In the bond markets the US 10yr government bond yields marginally increased from 1.17% to 1.30%. While US corporate credit spreads (the difference between the yield on a corporate bond and a government bond) compressed to around 0.9%.
Cable – GBP/USD, had a volatile month reaching a low of 1.36 before the GBP appreciated back up to 1.375. Brent crude oil dropped to $71 on average over the month down from $75 in the previous month.
Geopolitically, the swift and distressing takeover of Afghanistan by the Taliban after the US withdrew their forces, was poorly received globally. Furthermore, a Kabul airport terrorist attack which inflicted casualties for the US army heaped pressure domestically on Joe Biden’s strategy and his popularity.
On the US macro front, at the Jackson Hole Symposium, Fed-Chair Jerome Powell took a step towards dialling down the monetary stimulus citing the $120bn monthly monetary stimulus packages would be scaled back this year.
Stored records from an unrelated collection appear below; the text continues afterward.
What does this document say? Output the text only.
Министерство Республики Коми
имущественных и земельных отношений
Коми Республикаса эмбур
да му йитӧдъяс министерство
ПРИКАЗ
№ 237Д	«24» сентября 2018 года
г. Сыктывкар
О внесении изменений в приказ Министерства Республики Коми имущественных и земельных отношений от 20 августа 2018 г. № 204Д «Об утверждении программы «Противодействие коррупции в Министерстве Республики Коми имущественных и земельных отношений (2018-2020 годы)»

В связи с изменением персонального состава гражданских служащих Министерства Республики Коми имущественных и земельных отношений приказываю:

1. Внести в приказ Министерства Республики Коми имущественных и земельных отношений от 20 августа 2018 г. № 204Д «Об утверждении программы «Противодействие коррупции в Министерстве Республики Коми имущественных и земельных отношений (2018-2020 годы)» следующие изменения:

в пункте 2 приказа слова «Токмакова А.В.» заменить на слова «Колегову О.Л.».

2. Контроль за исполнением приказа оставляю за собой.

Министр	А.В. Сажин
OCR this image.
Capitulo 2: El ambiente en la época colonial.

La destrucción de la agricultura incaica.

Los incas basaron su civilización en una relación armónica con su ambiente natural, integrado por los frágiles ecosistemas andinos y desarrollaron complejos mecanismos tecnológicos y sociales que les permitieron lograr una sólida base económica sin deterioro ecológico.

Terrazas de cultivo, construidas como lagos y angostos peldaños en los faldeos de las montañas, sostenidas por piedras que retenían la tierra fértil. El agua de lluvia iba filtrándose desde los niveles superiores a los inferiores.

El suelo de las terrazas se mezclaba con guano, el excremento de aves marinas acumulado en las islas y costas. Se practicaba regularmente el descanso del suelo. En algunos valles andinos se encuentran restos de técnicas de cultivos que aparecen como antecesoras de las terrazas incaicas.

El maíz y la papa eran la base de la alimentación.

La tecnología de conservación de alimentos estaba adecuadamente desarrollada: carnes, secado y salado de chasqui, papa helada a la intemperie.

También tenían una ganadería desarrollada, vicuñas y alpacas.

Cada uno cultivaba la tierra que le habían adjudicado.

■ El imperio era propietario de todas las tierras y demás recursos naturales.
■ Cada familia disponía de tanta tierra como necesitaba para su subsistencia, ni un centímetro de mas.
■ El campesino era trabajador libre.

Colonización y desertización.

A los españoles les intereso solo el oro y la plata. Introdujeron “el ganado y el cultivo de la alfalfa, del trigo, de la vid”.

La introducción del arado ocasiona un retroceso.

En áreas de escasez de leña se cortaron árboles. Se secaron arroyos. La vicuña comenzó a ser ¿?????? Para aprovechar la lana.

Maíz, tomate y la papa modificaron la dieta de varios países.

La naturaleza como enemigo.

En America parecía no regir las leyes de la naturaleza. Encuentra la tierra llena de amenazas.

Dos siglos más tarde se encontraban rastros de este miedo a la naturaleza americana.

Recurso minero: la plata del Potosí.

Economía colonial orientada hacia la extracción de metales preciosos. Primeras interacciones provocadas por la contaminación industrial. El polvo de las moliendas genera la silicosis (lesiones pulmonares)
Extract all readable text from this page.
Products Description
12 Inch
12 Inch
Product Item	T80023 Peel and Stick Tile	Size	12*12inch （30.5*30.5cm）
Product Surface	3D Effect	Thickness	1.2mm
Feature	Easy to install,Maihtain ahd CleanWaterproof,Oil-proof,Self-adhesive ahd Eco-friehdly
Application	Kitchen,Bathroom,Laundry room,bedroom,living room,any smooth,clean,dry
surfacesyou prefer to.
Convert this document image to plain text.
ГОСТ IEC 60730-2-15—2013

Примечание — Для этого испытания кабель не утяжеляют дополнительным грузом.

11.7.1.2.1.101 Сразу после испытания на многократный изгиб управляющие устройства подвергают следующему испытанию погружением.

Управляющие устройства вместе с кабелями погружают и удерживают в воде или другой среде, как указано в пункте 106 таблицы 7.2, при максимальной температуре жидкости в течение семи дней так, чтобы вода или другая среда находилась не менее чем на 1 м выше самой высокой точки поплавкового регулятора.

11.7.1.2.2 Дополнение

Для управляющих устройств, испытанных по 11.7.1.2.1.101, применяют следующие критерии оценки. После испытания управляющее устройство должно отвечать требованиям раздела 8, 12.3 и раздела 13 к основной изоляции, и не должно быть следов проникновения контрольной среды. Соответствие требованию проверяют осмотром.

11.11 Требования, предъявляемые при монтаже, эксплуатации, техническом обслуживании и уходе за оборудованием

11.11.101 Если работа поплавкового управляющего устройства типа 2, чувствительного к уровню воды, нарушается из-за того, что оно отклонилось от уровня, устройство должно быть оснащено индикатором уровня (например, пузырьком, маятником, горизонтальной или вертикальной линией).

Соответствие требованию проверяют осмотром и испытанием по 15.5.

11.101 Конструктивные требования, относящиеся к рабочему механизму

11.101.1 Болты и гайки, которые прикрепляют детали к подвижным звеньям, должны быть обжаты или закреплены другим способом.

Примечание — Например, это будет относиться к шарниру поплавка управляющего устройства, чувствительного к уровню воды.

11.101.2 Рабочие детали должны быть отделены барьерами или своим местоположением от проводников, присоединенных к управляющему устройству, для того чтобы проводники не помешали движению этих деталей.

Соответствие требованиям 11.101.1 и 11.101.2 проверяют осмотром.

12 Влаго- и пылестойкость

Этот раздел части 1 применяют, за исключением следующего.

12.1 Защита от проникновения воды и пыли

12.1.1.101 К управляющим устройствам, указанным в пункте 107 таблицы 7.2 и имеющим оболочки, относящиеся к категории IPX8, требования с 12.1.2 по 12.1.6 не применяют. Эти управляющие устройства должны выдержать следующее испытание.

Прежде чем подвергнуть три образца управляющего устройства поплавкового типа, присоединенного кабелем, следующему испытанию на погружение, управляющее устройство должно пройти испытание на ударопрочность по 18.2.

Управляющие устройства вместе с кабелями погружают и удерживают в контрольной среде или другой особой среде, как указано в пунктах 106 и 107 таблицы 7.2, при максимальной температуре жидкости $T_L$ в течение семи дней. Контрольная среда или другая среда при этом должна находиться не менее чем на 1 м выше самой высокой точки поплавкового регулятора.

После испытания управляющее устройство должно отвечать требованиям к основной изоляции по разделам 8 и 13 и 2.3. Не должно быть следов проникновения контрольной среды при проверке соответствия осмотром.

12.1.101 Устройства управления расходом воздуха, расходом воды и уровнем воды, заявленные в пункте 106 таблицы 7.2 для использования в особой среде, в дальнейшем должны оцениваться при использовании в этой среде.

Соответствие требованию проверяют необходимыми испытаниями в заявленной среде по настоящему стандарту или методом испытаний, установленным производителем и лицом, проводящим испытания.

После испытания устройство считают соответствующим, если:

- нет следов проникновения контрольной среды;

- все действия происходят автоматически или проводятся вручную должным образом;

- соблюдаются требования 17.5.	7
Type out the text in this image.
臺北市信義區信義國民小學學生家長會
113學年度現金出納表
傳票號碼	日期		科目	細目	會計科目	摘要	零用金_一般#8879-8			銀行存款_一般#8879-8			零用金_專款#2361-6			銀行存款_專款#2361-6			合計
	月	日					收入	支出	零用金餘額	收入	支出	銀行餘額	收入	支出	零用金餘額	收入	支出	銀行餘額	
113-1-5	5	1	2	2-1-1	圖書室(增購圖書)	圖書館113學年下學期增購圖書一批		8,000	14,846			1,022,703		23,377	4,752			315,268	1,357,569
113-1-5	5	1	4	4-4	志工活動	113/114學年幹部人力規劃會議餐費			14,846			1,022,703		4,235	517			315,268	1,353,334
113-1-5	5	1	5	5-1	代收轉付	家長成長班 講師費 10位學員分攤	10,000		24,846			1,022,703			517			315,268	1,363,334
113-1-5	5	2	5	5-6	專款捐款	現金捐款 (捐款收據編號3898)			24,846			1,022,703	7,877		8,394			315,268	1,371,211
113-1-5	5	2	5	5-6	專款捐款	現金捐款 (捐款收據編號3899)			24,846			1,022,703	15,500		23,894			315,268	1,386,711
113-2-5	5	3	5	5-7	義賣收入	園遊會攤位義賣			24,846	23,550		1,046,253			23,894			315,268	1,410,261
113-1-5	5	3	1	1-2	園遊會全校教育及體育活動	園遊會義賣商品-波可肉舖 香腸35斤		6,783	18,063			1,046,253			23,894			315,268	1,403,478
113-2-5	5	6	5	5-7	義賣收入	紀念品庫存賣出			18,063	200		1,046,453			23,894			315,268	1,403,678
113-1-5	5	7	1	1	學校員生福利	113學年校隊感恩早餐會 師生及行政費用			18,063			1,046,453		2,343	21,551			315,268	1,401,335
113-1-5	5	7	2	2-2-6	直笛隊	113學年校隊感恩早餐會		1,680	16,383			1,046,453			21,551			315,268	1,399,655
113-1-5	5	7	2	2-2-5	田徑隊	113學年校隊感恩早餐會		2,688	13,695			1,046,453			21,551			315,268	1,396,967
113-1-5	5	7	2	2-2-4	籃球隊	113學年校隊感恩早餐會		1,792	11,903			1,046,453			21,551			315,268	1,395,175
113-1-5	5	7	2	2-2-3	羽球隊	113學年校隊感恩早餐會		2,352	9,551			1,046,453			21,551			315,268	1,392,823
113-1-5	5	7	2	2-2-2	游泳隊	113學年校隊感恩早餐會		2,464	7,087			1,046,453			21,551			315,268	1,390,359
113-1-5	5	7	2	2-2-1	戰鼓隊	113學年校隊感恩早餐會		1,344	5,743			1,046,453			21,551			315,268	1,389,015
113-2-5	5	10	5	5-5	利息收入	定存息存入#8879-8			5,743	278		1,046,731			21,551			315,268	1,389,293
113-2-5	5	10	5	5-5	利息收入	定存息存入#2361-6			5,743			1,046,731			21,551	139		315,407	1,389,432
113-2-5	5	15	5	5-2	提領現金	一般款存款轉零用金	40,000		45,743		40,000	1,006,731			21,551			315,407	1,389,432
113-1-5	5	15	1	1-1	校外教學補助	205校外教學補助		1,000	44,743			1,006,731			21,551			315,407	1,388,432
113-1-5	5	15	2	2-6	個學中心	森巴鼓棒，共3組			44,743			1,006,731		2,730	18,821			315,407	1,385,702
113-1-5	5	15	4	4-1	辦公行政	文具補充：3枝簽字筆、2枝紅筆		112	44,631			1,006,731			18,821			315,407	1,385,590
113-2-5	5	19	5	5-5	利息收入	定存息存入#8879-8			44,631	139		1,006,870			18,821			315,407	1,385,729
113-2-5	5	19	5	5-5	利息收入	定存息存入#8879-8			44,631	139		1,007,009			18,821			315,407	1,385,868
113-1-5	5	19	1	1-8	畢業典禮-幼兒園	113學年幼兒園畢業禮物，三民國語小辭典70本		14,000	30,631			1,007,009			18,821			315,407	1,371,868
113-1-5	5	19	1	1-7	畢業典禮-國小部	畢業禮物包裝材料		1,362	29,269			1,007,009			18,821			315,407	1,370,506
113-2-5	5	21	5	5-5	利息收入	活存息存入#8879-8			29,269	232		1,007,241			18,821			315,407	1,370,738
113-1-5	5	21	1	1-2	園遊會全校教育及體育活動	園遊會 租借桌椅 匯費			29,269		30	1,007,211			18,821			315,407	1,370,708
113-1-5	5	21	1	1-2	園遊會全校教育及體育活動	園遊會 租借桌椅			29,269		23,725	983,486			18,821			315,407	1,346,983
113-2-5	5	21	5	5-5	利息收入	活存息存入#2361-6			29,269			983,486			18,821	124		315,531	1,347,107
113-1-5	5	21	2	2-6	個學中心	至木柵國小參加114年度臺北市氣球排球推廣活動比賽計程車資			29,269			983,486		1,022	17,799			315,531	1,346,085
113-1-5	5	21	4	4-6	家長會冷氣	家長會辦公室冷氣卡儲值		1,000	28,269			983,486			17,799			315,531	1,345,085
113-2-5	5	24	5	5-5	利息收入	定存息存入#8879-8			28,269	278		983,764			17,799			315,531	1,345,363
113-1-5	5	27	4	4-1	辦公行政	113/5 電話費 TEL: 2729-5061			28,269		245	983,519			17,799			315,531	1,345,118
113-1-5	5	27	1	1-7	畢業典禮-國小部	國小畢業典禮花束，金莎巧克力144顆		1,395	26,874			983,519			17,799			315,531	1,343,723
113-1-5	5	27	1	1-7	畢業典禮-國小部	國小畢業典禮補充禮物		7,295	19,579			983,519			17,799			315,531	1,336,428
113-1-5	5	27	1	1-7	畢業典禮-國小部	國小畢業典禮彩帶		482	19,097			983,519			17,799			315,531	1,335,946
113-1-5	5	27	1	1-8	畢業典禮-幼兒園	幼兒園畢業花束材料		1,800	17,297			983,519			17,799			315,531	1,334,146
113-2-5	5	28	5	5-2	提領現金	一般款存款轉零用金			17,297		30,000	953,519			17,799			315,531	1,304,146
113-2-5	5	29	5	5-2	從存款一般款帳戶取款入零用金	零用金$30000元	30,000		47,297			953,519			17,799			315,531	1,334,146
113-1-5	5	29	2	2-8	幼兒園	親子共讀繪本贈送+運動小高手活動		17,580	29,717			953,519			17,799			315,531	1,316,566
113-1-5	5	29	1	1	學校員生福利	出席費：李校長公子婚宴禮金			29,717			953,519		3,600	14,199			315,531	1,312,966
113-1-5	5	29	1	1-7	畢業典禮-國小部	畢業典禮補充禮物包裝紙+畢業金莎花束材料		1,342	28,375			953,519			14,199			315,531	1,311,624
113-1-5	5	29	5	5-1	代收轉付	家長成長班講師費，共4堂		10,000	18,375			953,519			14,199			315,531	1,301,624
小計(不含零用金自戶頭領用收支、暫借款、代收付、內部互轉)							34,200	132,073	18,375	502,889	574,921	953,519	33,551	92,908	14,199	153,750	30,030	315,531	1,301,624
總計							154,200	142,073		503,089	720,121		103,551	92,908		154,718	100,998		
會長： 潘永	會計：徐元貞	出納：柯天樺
The Federal Reserve (Fed) saw substantial progress on its two main goals of average 2% inflation and maximum employment with the first goal met and clear progress on the second expressing a need for strong jobs data to continue.
In the UK, the Bank of England also took a similarly hawkish step forward at its July meeting, raising its inflation expectations and dropping its forecast for higher unemployment. The UK is expected to be one of the fastest growing economies in 2021 with growth projected at around 6.5%.